There are many ways to look at the Hamas victory in the Gaza Strip last week, but the most relevant is that Gaza has joined the expanding Jihadistan terrorist landscape.
Gaza is only the most recent addition to Jihadistan's several cities in Iraq, the tribal regions along the Pakistan-Afghanistan border, much of Somalia, and the Hezbollah-controlled areas of southern Lebanon — yet another place for terrorist-masters to meet, organize, plan, and operate.
It will be a farce if President Bush and Prime Minister Olmert spend their meeting tomorrow discussing a two-state solution or how many millions of dollars are needed to shore up the non-existent authority of Fatah. What is needed is a plan to stop the addition of Gaza to Jihadistan, to contain it, and to bleed it.
Egypt and Jordan are just as concerned as Israel. It is an established fact that much of Hamas's weaponry in Gaza and the West Bank comes across the Sinai desert from Egypt, from all over the Mediterranean coast controlled by Israel, and from Jordan. The weapons are paid for and shipped with the complicity of Iran and the Muslim Brotherhood movements of Egypt and Jordan with the complicity of army and government officials. Sinai bedouins and rogue government officials are part of the problem. That is what any conversation should be about.
The Arabs agree. The dizzying descent of Gaza has alarmed pundits and decision-makers in surrounding countries to the point that they are openly saying: Forget the Palestinian Arab cause, save us:
• "The emergence of an Islamist ‘Emirate of Gaza' is far more critical than that the emergence of the Taliban," the editor in chief of a Saudi newspaper, Asharq Al-Awsat, Tarik Al-Homeid, wrote on Saturday.
• In Cairo this weekend, the secretary-general of the Arab League, Amr Moussa, rejected calls for recognizing a Hamas government in Gaza, saying he could not sanctify splitting the region in the name of Islam.
• Finally, according to the general manager of the pan-Arab Al-Arabia TV network, Abdelrahman Al Rashed, the region now suffers from splits within its splits. "In Palestine, we have two leaderships; in Lebanon, two governments, with two presidents, and two parliaments; in Iraq, we are looking at three mini-states: one Shiite, one Sunni, and one Kurdish," he said yesterday.
Throwing money at the problem will not do. If the Gaza collapse has proved anything, it is that Western funding ends up either in the hands of Muslim fundamentalists or in the pockets of corrupt Fatah officials, most of whom sat out the turmoil with their wives and mistresses in their sumptuous villas and flats in Cairo, Ramallah, Jerusalem, Paris, London, and the French Riviera.

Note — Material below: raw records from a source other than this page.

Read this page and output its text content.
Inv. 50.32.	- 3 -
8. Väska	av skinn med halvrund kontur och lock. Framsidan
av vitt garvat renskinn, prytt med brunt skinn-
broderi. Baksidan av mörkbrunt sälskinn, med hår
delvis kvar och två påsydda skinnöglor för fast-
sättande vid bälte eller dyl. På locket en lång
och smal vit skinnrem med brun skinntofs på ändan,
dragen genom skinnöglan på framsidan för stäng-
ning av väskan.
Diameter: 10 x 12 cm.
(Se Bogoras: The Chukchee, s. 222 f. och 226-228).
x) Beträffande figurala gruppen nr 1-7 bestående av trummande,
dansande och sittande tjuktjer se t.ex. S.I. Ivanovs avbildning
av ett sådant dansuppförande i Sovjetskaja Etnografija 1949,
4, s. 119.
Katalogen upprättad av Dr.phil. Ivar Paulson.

Fatah's top security chief, Muhammed Dahlan, actually watched the sacking of his sumptuous marble villa in Gaza from his other sumptuous villa in a Cairo suburb, a senior Egyptian intelligence source told me yesterday.

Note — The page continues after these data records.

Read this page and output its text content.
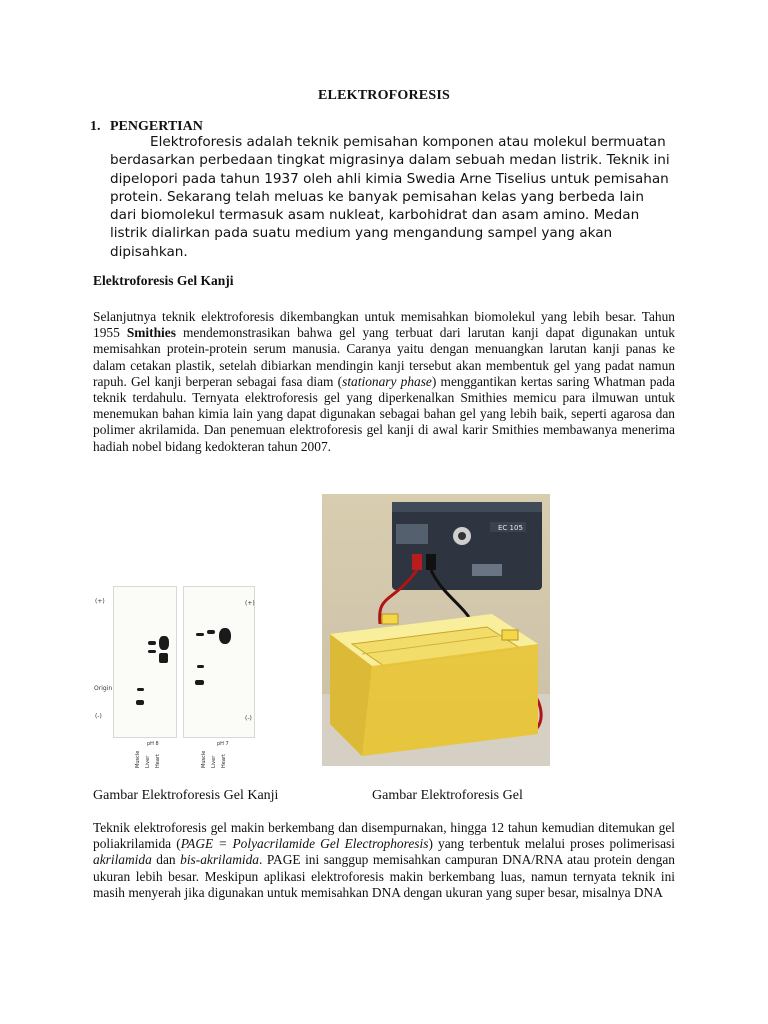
ELEKTROFORESIS
1. PENGERTIAN

Elektroforesis adalah teknik pemisahan komponen atau molekul bermuatan berdasarkan perbedaan tingkat migrasinya dalam sebuah medan listrik. Teknik ini dipelopori pada tahun 1937 oleh ahli kimia Swedia Arne Tiselius untuk pemisahan protein. Sekarang telah meluas ke banyak pemisahan kelas yang berbeda lain dari biomolekul termasuk asam nukleat, karbohidrat dan asam amino. Medan listrik dialirkan pada suatu medium yang mengandung sampel yang akan dipisahkan.

Elektroforesis Gel Kanji

Selanjutnya teknik elektroforesis dikembangkan untuk memisahkan biomolekul yang lebih besar. Tahun 1955 Smithies mendemonstrasikan bahwa gel yang terbuat dari larutan kanji dapat digunakan untuk memisahkan protein-protein serum manusia. Caranya yaitu dengan menuangkan larutan kanji panas ke dalam cetakan plastik, setelah dibiarkan mendingin kanji tersebut akan membentuk gel yang padat namun rapuh. Gel kanji berperan sebagai fasa diam (stationary phase) menggantikan kertas saring Whatman pada teknik terdahulu. Ternyata elektroforesis gel yang diperkenalkan Smithies memicu para ilmuwan untuk menemukan bahan kimia lain yang dapat digunakan sebagai bahan gel yang lebih baik, seperti agarosa dan polimer akrilamida. Dan penemuan elektroforesis gel kanji di awal karir Smithies membawanya menerima hadiah nobel bidang kedokteran tahun 2007.

(+)	(+)
Origin
(-)	(-)
pH 8	pH 7
Muscle Liver Heart	Muscle Liver Heart
EC 105
Gambar Elektroforesis Gel Kanji	Gambar Elektroforesis Gel

Teknik elektroforesis gel makin berkembang dan disempurnakan, hingga 12 tahun kemudian ditemukan gel poliakrilamida (PAGE = Polyacrilamide Gel Electrophoresis) yang terbentuk melalui proses polimerisasi akrilamida dan bis-akrilamida. PAGE ini sanggup memisahkan campuran DNA/RNA atau protein dengan ukuran lebih besar. Meskipun aplikasi elektroforesis makin berkembang luas, namun ternyata teknik ini masih menyerah jika digunakan untuk memisahkan DNA dengan ukuran yang super besar, misalnya DNA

The most immediate urgency is to cut off funds and weapons in the places that Hamas's flames are heading next: the Palestinian Arab refugee camps in Lebanon, Syria, and Jordan. With Hamas in Gaza, Hezbollah in Lebanon, Al Qaeda in Iraq, and the Muslim Brotherhood in Egypt, the scene is set for a serious Islamic fundamentalist insurrection across the Arab world.
The bloody, month-long fight by rogue Islamists for the Palestinian Arab refugee camp in Tripoli, Lebanon — which so far has cost the Lebanese army 70 soldiers — is a fine sample of what is in store.
There are many poor and dispossessed Palestinian Arabs, most of whom are cared for with funds from the United Nations and Western charities. This humanitarian aid, unfortunately, has relieved Palestinian Arab terror groups, such as Hamas and Fatah, from the obligation of feeding their own and allows them to use all their money for war. Thus, a related issue for do-gooders confronting the problem is how to stop this seepage of funds.
Palestinian Arabs have been fighting in the name of a state since 1948, but their leaders have reduced their likely mandate to the miserable conundrum of Gaza, and a patch here and there in the West Bank, from what would have been half of today's Israel.
The day may come for an independent Palestinian Arab state. But right now, the humane and decent thing to do is save the Palestinian Arabs from their rogue Islamists and would-be nationalistic heroes.